Le rapine avvenivano principalmente ai danni di autotrasportatori di tabacchi. I carabinieri hanno quindi azzerato un vero e proprio “commando” caratterizzato da una struttura solida e articolata che operava ripartendo, tra gli affiliati, ruoli e competenze (pianificazione dei colpi, furto di mezzi idonei anche agli sbarramenti stradali, immobilizzazione e sequestro delle vittime, sottrazione e successiva ricettazione della merce).
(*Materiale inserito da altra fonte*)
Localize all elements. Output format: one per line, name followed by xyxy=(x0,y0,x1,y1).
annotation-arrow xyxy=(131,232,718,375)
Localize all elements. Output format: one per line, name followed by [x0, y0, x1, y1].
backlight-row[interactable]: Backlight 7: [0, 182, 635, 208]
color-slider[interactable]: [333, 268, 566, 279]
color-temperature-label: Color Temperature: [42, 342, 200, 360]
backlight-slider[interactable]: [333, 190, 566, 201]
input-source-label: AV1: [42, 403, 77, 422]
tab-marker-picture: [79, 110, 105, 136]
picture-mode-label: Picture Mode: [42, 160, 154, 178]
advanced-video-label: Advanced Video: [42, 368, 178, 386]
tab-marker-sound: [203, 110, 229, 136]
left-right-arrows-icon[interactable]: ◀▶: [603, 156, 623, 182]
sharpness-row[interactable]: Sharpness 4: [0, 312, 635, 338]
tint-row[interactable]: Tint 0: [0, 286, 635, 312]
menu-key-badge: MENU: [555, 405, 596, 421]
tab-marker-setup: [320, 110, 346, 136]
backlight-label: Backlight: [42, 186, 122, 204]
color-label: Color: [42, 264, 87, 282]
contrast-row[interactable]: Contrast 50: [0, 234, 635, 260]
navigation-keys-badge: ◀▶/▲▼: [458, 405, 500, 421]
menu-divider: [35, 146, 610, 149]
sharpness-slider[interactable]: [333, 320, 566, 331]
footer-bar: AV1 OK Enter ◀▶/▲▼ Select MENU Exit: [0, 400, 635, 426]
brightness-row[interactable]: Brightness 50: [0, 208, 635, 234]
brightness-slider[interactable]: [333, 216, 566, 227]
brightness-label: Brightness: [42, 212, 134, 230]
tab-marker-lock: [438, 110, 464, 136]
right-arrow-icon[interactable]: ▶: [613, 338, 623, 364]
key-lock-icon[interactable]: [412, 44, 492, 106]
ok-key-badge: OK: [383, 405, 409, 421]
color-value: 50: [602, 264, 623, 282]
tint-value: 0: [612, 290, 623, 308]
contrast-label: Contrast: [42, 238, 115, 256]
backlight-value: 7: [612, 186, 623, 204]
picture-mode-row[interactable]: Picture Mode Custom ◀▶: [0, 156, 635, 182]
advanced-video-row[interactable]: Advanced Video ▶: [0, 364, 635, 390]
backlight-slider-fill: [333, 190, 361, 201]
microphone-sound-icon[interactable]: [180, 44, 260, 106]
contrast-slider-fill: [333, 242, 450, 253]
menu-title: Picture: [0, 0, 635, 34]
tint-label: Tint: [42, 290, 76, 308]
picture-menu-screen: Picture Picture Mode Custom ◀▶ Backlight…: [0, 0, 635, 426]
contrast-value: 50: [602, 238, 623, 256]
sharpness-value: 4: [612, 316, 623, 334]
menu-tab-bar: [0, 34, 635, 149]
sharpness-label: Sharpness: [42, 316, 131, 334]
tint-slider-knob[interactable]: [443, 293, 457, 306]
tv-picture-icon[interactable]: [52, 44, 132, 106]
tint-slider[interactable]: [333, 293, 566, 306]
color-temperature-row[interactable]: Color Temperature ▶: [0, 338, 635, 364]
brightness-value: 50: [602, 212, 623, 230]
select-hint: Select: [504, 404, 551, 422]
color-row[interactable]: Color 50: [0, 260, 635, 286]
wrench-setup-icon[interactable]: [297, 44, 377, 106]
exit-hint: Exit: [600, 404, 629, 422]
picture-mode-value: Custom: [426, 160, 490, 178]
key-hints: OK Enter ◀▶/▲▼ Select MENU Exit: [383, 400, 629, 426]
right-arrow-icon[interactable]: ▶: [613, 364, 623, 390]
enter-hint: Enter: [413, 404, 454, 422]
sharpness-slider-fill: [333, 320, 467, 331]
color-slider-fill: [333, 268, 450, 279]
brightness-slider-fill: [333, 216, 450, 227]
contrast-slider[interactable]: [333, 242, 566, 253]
Il provvedimento è stato emesso dal gip del Tribunale di Palermo, su richiesta della Procura della Repubblica di Palermo, con l’accusa dell’associazione finalizzata alla perpetrazione di rapine agli autotrasportatori. Gli arrestati finiti in carcere sono: Alessandro Algeri, 33 anni, Fabio Alvaro Algeri, 28 anni, Alessandro Cannizzaro, 39 anni, Andrea Garofalo, 23 anni, Giuseppe Garofalo, 27 anni, Gioacchino Precania, 35 anni, Cesare Unniemi, 36 anni, Roberto Ferrante, 48 anni, Giuseppe Luisa, 44 anni. Ai domiciliari sono finiti, invece, Pietro Sanzo, 37 anni, Domenico Di Vita, 53 anni, Vincenzo Oliva, 53 anni e Giovanni Puccio, 23 anni.

A capo della banda c’erano Cesare Unniemi e Alessandro Cannizzaro. I due non partecipavano direttamente all’assalto né alle procedure di scarico e di occultamento della merce, limitandosi a gestere invece agli aspetti organizzativi delle rapine.